Proof. Of course, $b_{0}=1,b_{1}=a_{0}^{2},$ and $b_{2}=\frac{2a_{0}a_{1}+1}{2}$

Let $n\leq k+1.$

Then we can calculate: (since all of the $a_{n-1},a_{n-2},....a_{1}$ are
defined):

If $n$ is odd, then $b_{n}=\frac{1}{n}(2a_{0}a_{n-1}+2a_{1}a_{n-2}+...2a_{\frac{n-3}{2}}a_{\frac{n+1}{2}}+(a_{\frac{n-1}{2}})^{2})\geq \frac{1}{n}(2\ast \frac{n-1}{2}+1)=1$

If $n$ is even then $b_{n}=\frac{1}{n}(2a_{0}a_{n-1}+2a_{1}a_{n-2}+....2a_{\frac{n-1}{2}}a_{\frac{n+1}{2}})\geq \frac{1}{n}(2\ast \frac{n}{2})=1$

The Proposition is proved.

Of course, this possibly fails for $b_{n}$ where $n>k+1$ as we would fail to
have a sufficient number of terms in our sum.

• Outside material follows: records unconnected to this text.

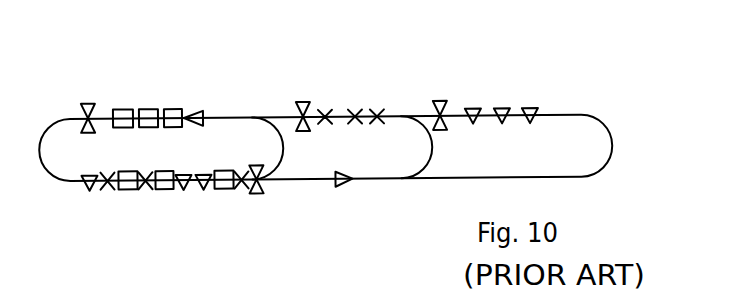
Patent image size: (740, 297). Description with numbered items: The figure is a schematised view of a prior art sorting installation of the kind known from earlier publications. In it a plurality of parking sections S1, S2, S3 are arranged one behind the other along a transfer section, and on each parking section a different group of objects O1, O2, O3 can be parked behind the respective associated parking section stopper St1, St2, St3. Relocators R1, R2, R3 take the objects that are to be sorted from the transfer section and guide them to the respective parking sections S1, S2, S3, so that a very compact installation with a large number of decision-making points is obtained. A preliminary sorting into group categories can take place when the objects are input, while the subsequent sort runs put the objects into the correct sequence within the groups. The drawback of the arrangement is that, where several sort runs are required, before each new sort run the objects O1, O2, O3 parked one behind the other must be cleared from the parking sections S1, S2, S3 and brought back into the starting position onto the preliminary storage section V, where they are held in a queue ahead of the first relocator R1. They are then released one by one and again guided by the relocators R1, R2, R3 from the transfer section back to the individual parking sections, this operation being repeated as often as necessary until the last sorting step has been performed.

The relocator R1 is at (283, 150).
The relocator R2 is at (432, 150).
The relocator R3 is at (612, 150).
The parking section stopper St1 is at (87, 103).
The parking section stopper St2 is at (302, 103).
The parking section stopper St3 is at (441, 103).
The parking section S1 is at (187, 106).
The parking section S2 is at (392, 106).
The parking section S3 is at (538, 106).
The object O1 is at (185, 117).
The object O2 is at (383, 117).
The object O3 is at (532, 113).
The preliminary storage section V is at (247, 216).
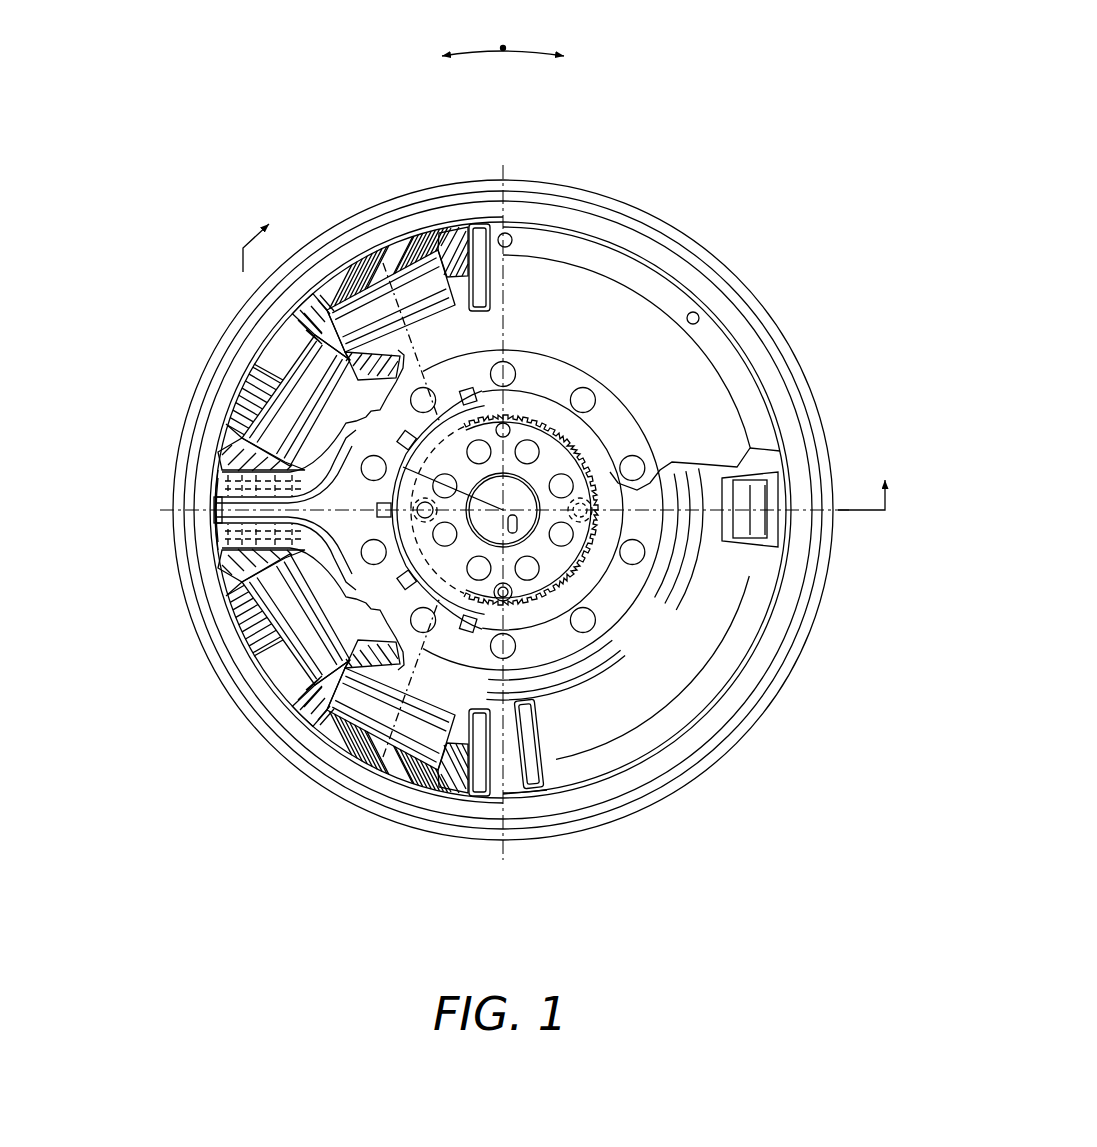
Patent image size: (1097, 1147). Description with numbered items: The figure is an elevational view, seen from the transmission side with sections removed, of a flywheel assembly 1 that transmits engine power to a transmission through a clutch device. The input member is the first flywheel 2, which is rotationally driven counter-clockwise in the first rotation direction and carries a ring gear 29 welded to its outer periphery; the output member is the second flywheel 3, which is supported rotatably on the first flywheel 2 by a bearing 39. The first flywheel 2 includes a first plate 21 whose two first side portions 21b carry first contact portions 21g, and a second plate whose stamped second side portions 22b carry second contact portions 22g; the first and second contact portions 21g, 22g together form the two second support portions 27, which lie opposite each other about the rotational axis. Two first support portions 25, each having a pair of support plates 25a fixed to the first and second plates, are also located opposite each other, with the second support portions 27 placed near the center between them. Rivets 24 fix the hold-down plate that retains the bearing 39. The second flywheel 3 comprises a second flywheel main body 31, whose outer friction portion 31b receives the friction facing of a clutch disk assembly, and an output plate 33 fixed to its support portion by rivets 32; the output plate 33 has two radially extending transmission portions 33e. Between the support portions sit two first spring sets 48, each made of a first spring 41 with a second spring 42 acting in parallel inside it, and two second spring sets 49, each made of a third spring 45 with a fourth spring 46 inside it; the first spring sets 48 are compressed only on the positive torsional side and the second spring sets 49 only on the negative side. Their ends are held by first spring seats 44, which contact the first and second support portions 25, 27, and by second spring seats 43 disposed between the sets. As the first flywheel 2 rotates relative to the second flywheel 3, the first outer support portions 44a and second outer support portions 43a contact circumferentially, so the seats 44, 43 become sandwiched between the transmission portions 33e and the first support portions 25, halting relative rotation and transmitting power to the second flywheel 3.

The flywheel assembly 1 is at (736, 124).
The first flywheel 2 is at (319, 207).
The second flywheel 3 is at (649, 178).
The first plate 21 is at (303, 237).
The first side portions 21b is at (358, 607).
The first contact portions 21g is at (216, 550).
The second side portions 22b is at (700, 690).
The second contact portions 22g is at (760, 520).
The rivets 24 is at (507, 600).
The first support portions 25 is at (495, 205).
The support plates 25a is at (468, 222).
The second support portions 27 is at (213, 518).
The ring gear 29 is at (343, 200).
The second flywheel main body 31 is at (571, 224).
The friction portion 31b is at (633, 325).
The rivets 32 is at (645, 464).
The output plate 33 is at (300, 666).
The transmission portions 33e is at (216, 480).
The bearing 39 is at (609, 578).
The first spring 41 is at (243, 432).
The second spring 42 is at (246, 445).
The second spring seats 43 is at (272, 370).
The second outer support portions 43a is at (270, 322).
The first spring seats 44 is at (433, 234).
The first outer support portions 44a is at (392, 252).
The third spring 45 is at (330, 701).
The fourth spring 46 is at (340, 736).
The first spring sets 48 is at (385, 267).
The second spring sets 49 is at (285, 641).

Now if one wants a challenge, one can modify the above arguments to show that the coefficients of the approximating polynomial never get ”too big”; that is, the coefficient of the $k^{\prime }th$ order term is less than, say, $k$.

It isn’t hard to show that $b_{n}\leq \max a_{i}^{2}$ where $i\in\{0,1,2,...n-1\}$

Then one can compare to the derivative of the geometric series to show that
one gets convergence on an interval up to but not including 1.

## January 29, 2011

### Taylor Series: student misunderstanding

Filed under: advanced mathematics, calculus, Power Series, student learning, Taylor Series — collegemathteaching @ 10:05 pm

I am going to take a break from the Lebesgue stuff and maybe write more on that tomorrow.
My numerical analysis class just turned in some homework and some really have some misunderstanding about Taylor Series and Power Series. I’ll provide some helpful hints to perplexed students.

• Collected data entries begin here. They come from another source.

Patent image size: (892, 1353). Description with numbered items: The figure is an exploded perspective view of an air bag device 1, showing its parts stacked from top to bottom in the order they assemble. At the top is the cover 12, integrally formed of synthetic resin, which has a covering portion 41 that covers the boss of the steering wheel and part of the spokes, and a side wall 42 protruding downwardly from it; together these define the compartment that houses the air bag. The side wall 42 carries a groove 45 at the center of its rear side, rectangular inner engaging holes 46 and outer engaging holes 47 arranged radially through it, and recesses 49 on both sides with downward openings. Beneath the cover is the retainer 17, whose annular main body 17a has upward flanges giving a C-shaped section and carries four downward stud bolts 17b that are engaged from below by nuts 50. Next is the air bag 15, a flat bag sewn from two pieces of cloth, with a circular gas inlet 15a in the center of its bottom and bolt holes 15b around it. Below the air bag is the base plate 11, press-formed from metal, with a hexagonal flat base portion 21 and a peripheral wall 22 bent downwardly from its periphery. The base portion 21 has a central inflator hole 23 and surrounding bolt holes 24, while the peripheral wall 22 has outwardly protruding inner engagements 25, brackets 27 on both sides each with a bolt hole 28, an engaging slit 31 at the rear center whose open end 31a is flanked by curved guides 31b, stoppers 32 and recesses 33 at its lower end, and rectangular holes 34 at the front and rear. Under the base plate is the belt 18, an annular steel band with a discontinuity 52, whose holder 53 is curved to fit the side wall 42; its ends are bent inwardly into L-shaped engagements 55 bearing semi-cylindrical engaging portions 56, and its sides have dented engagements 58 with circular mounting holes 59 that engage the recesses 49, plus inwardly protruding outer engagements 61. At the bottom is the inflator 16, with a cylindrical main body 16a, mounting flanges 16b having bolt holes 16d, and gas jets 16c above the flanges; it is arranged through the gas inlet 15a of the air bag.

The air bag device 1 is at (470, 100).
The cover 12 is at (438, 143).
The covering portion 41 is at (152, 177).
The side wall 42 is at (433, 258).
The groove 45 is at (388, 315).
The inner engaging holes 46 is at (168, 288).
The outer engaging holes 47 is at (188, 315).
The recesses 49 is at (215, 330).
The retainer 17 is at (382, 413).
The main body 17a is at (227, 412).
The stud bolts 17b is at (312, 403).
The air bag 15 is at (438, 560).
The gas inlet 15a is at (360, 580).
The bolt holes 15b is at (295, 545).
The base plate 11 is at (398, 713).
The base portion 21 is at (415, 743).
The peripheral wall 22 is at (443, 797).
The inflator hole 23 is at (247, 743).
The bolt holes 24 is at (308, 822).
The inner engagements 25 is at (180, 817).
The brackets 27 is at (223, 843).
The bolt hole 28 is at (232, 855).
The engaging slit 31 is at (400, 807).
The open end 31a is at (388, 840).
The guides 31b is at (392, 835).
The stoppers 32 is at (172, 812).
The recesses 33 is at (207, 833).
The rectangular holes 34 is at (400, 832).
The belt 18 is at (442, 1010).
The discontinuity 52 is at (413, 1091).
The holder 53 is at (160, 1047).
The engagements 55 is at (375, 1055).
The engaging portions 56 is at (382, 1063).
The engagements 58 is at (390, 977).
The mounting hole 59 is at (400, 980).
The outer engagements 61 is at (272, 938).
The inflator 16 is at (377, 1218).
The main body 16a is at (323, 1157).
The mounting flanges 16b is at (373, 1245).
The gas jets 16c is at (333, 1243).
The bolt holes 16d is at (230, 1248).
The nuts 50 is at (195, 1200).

For the experts who might be reading this: my assumption is that we are dealing with functions $f$ which are real analytic over some interval. To students: this means that $f$ can be differentiated as often as we’d like, that the series converges absolutely on some open interval and that the remainder term goes to zero as the number of terms approaches infinity.

This post will be about computing such a series.
First, I’ll give a helpful reminder that is crucial in calculating these series: a Taylor series is really just a power series representation of a function. And if one finds a power series which represents a function over a given interval and is expanded about a given point, THAT SERIES IS UNIQUE, no matter how you come up with it. I’ll explain with an example:

Say you want to represent $f(x) = 1/(1-x)$ over the interval $(-1,1)$. You could compute it this way: you probably learned about the geometric series and that $f(x) = 1/(1-x) = 1 + x + x^2 + x^3....+ x^k+.... = \sum_{i=0}^{\infty} x^i$ for $x \in (-1,1)$.

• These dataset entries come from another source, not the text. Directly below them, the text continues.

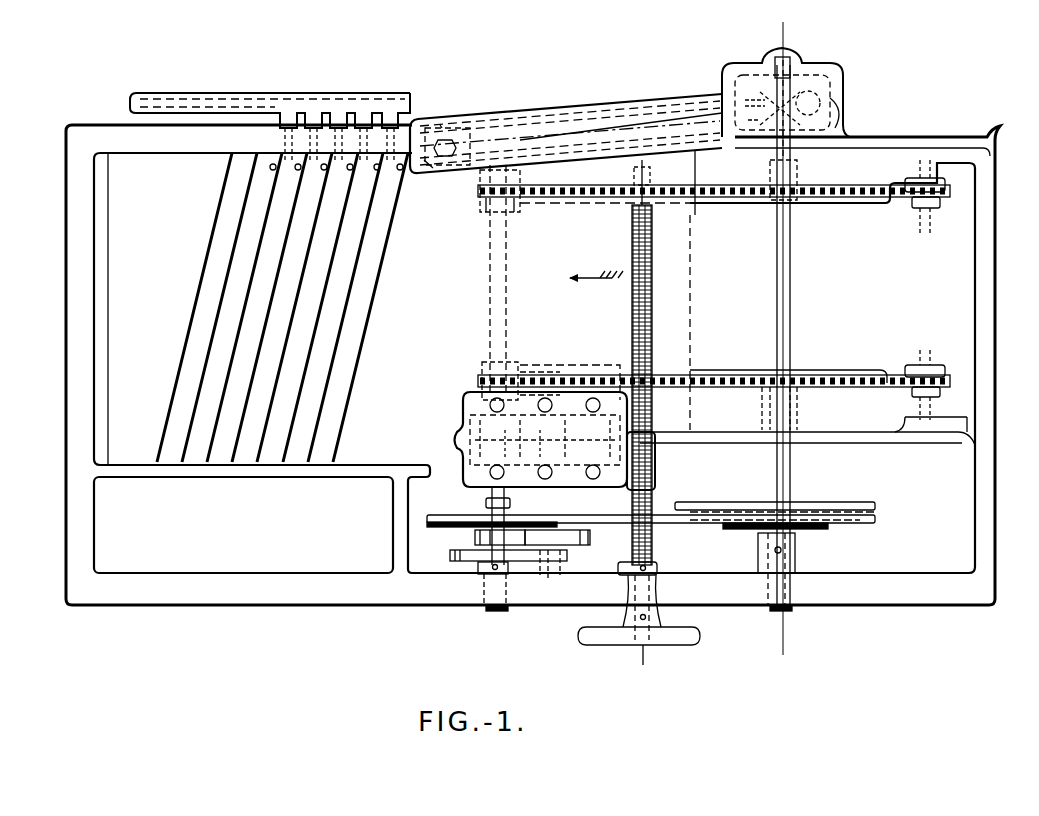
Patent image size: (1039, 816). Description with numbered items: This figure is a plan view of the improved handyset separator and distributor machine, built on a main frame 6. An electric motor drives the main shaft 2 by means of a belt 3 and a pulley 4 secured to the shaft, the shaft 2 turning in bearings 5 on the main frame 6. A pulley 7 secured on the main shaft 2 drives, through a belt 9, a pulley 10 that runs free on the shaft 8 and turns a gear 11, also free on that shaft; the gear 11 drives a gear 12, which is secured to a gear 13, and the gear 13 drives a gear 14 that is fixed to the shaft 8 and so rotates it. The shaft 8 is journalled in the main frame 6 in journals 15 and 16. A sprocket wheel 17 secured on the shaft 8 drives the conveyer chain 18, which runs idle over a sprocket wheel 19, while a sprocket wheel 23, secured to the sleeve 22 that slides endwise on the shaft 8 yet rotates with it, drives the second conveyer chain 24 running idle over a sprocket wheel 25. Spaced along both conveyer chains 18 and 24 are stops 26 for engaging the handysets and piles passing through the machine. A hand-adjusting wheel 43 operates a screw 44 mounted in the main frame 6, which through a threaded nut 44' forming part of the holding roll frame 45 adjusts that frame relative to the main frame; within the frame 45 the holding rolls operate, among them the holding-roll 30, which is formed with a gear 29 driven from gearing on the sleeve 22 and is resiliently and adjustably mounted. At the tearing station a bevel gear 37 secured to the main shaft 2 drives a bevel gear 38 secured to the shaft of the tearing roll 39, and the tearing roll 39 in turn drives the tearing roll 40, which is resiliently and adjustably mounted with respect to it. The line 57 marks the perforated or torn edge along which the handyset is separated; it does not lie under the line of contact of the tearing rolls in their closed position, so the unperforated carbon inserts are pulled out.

The main shaft 2 is at (791, 464).
The belt 3 is at (877, 506).
The pulley 4 is at (855, 520).
The bearings 5 is at (458, 75).
The main frame 6 is at (845, 90).
The pulley 7 is at (830, 530).
The shaft 8 is at (497, 305).
The belt 9 is at (405, 167).
The pulley 10 is at (435, 525).
The gear 11 is at (478, 537).
The gear 12 is at (585, 535).
The gear 13 is at (570, 556).
The gear 14 is at (452, 557).
The journal 15 is at (478, 582).
The journal 16 is at (510, 181).
The sprocket wheel 17 is at (482, 198).
The conveyer chain 18 is at (758, 185).
The sprocket wheel 19 is at (935, 205).
The sleeve 22 is at (490, 368).
The sprocket wheel 23 is at (506, 383).
The conveyer chain 24 is at (760, 387).
The sprocket wheel 25 is at (940, 378).
The stops 26 is at (703, 187).
The gear 29 is at (522, 447).
The holding-roll 30 is at (530, 398).
The bevel gear 37 is at (843, 124).
The bevel gear 38 is at (752, 100).
The tearing roll 39 is at (692, 290).
The tearing roll 40 is at (627, 118).
The hand-adjusting wheel 43 is at (650, 647).
The screw 44 is at (650, 400).
The threaded nut 44' is at (658, 461).
The holding roll frame 45 is at (458, 436).
The line of perforations or torn edge 57 is at (467, 153).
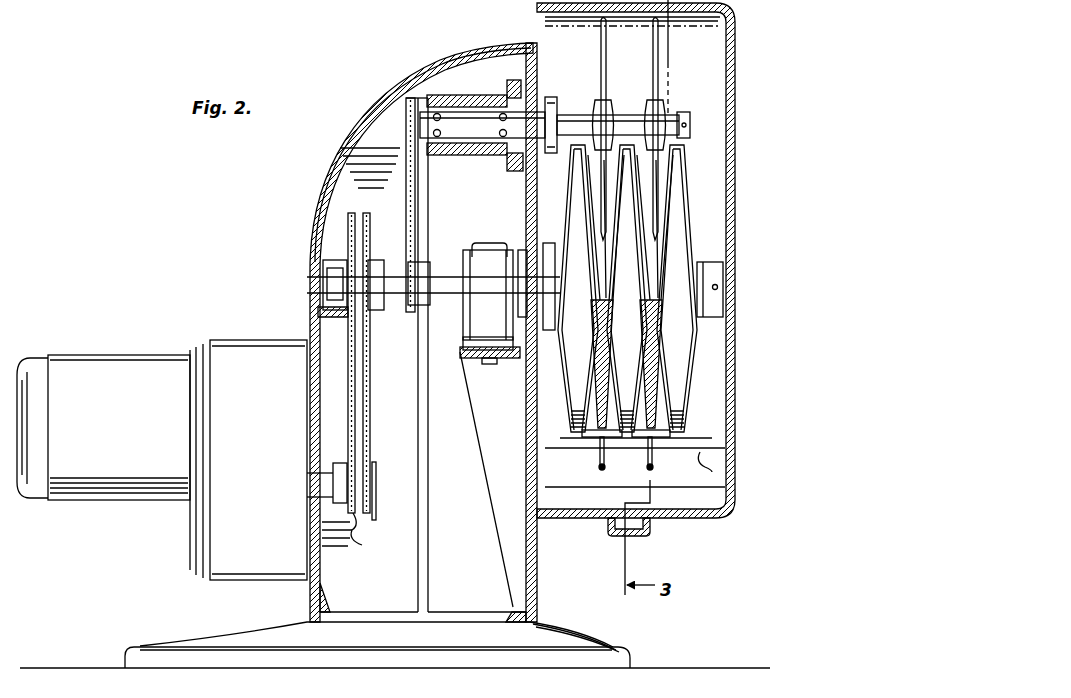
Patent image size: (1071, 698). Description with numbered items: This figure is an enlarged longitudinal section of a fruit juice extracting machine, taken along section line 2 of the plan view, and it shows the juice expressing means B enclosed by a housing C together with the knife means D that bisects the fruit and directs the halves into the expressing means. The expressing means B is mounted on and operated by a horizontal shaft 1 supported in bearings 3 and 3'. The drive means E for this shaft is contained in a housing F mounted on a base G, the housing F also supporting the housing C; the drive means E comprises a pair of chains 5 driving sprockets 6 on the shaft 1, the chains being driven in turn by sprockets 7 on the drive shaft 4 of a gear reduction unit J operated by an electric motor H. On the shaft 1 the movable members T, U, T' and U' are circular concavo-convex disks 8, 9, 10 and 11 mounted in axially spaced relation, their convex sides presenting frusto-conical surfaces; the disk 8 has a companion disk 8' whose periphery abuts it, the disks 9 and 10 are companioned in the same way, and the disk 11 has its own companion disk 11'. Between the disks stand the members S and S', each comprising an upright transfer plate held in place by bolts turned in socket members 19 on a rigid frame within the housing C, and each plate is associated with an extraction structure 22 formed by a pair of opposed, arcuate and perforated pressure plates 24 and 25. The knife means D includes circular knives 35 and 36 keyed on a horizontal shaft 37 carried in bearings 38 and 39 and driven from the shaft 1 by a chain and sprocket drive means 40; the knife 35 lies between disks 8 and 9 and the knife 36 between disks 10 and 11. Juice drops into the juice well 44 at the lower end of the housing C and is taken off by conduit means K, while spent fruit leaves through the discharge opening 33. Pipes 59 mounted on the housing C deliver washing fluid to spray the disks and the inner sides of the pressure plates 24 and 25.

The horizontal shaft 1 is at (448, 296).
The section line 2 is at (412, 86).
The bearing 3 is at (493, 289).
The bearing 3' is at (306, 285).
The drive shaft 4 is at (310, 482).
The chains 5 is at (366, 396).
The sprockets 6 is at (355, 214).
The sprockets 7 is at (363, 535).
The concavo-convex disk 8 is at (648, 368).
The companion disk 8' is at (674, 368).
The concavo-convex disk 9 is at (642, 226).
The concavo-convex disk 10 is at (608, 360).
The concavo-convex disk 11 is at (540, 368).
The companion disk 11' is at (526, 275).
The socket members 19 is at (568, 426).
The extraction structure 22 is at (712, 438).
The pressure plate 24 is at (660, 383).
The pressure plate 25 is at (645, 399).
The discharge opening 33 is at (712, 472).
The circular knife 35 is at (659, 47).
The circular knife 36 is at (600, 52).
The horizontal shaft 37 is at (576, 114).
The bearing 38 is at (457, 142).
The bearing 39 is at (510, 99).
The chain and sprocket drive means 40 is at (405, 198).
The juice well 44 is at (704, 497).
The pipes 59 is at (632, 472).
The juice expressing means B is at (698, 203).
The housing C is at (737, 76).
The knife means D is at (662, 91).
The drive means E is at (346, 243).
The housing F is at (332, 178).
The base G is at (252, 638).
The electric motor H is at (150, 352).
The gear reduction unit J is at (254, 340).
The conduit means K is at (652, 538).
The transfer member S is at (665, 457).
The transfer member S' is at (582, 456).
The movable member T is at (635, 282).
The movable member T' is at (553, 185).
The movable member U is at (653, 227).
The movable member U' is at (583, 227).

Well, you could compute it by Taylor’s theorem which says that such a series can be obtained by:
$f(x) = f(0) + f^{'}(0)x + f^{''}())x^2/2! + f^{iii}(0)x^3/3! +.... + \sum_{k=0}^{\infty} f^{k}(0)x^k/k!$ If you do such a calculation for $f(x) = 1/1-x$ one obtains $f^{'} = (1-x)^2$, $f^{''} = 2(1-x)^3$, $f^{iii} = 3!(1-x)^4 ....$ and plugging into Taylor’s formula leads to the usual geometric series. That is, the series can be calculated by any valid method; one does NOT need to retreat to the Taylor definition for calculation purposes.

Example: in the homework problem, students were asked to calculate Taylor polynomials (of various orders and about $x=0$) for a function that looked like this:

$f(x) = 3x(sin(3x)) - (x-3)^2$. Some students tried to calculate the various derivatives and plug into Taylor’s formula with grim results. It is much easier than that if one remembers that power series are unique! Sure, one CAN use Taylor’s formula but that doesn’t mean that one should. Instead it is much easier if one remembers that $sin(x) = x -x^3/3! + x^5/5! - x^7/7!......$ Now to get $sin(3x)$ one just substitutes $3x$ for $x$ and obtains: $sin(3x) = 3x -(x^3)3^3/3! + (x^5)3^5/5! -( x^7)3^7/7!......$. Then $3x(sin(3x)) =9x^2 -(x^4)3^4/3! + (x^6)3^6/5! -( x^8)3^8/7!....$ and one subtracts off $(x-3)^2 = x^2 -6x +9$ to obtain the full power series: $-9 + 6x+ 8x^2 -(x^4)3^4/3! + (x^6)3^6/5! -( x^8)3^8/7!....= -9 + 6x+ 8x^2 +\sum_{k=2}^{\infty} (-1)^{k+1}x^{2k}3^{2k}/(2k-1)!$

Now calculating the bound for the remainder after $k$ terms is, in general, a pain. Sure, one can estimate with a graph, but that sort of defeats the point of approximating to begin with; one can use thumb rules which overstate the magnitude of the remainder term.